規模は大企業、でもマインドはベンチャーっぽさもある 宮澤氏から見た良品計画とは
金子(ヤプリ) お久しぶりです。「良品計画の宮澤さん」としてお話しするのは初めてですが、共通の知人も多く、あまり久しぶりな感じがしませんね。今日着ていらっしゃるジャケットは、無印良品の商品ですか?

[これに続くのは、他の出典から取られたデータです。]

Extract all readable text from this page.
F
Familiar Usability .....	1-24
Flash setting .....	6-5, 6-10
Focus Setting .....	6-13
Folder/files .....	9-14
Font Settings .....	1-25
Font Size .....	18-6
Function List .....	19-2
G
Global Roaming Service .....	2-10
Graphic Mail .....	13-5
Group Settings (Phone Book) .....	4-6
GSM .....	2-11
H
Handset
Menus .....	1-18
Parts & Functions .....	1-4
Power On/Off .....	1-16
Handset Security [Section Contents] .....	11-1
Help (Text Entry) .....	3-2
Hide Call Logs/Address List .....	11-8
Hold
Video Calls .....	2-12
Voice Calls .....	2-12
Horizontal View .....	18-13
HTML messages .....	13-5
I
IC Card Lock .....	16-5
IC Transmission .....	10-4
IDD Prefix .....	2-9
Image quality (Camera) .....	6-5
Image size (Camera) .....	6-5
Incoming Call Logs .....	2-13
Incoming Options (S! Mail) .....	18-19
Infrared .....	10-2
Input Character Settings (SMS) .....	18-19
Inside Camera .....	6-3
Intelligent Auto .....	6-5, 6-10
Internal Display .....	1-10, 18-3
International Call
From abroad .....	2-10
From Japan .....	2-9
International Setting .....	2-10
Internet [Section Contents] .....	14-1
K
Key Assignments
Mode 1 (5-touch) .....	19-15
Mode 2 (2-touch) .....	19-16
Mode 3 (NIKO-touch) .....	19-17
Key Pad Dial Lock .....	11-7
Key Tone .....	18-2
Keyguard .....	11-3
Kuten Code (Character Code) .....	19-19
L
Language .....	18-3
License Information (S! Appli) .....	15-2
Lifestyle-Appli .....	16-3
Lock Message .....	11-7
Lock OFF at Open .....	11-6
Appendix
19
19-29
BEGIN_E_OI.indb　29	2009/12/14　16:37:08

宮澤(良品計画) これは、「ReMUJI」で販売されていたジャケットです。無印良品の店頭で回収した服を染め直したりつなげたりして販売しているんですよ。
金子(ヤプリ) いいですね。とてもおしゃれです。
金子(ヤプリ) ちなみに宮澤さんは、良品計画に入って何年になりますか?
宮澤(良品計画) 2022年6月に入社したので、今4年目です。入社してからは、ものすごく密度の濃い時間を過ごしていて、あっという間でした。10年ぐらい経っているつもりが、「まだ4年経っていないのか」という気持ちです。
金子(ヤプリ) 今回お話しいただこうと思っているアプリと会員プログラムのリニューアルも、一大プロジェクトでしたからね。
宮澤(良品計画) 良品計画は従業員数や店舗数から見たら「大企業」かもしれませんが、良い意味でそのような感覚がないですね。常に変わり続けようとするマインドは、むしろベンチャーっぽいなと思っています。
金子(ヤプリ) そんな良品計画で、宮澤さんはどのような領域を管掌しているのでしょうか?
宮澤(良品計画) 本当にいろいろとやらせてもらっているのですが、デジタルまわりとマーケティングが主ですね。良品計画は「第二創業」と謳われた堂前(宣夫氏)社長就任期まで「マーケティング部」と呼ばれる部門がなかったんですよ。商品が中心にある会社なので、かつては俗にいう“マーケティング”はしないという姿勢でした。
しかし、全国のお客様に商品をお届けするため、地方出店にも力を入れるようになる中ではやはり情報の伝え方が大事になります。それこそ、郊外型の店舗は「店舗がここにある」ことから伝えなければなりませんからね。そこでマス・デジタル広告、SNSやオウンドメディア、店頭マーケを手がけるチームが一つにまとまり、「オープンコミュニケーション部」として発足されました。
金子(ヤプリ) 2025年9月にリニューアルされた「MUJIアプリ」や「MUJI GOOD PROGRAM(会員プログラム)」もこうした変革の一環と捉えていますが、構想から実現までにはどれぐらいかかったのでしょうか。
宮澤(良品計画) 入社してすぐに足元のUI改善をしつつリニューアルに向けて動き始めました。抜本的なリニューアルだったので、構想よりは開発に時間がかかりましたね。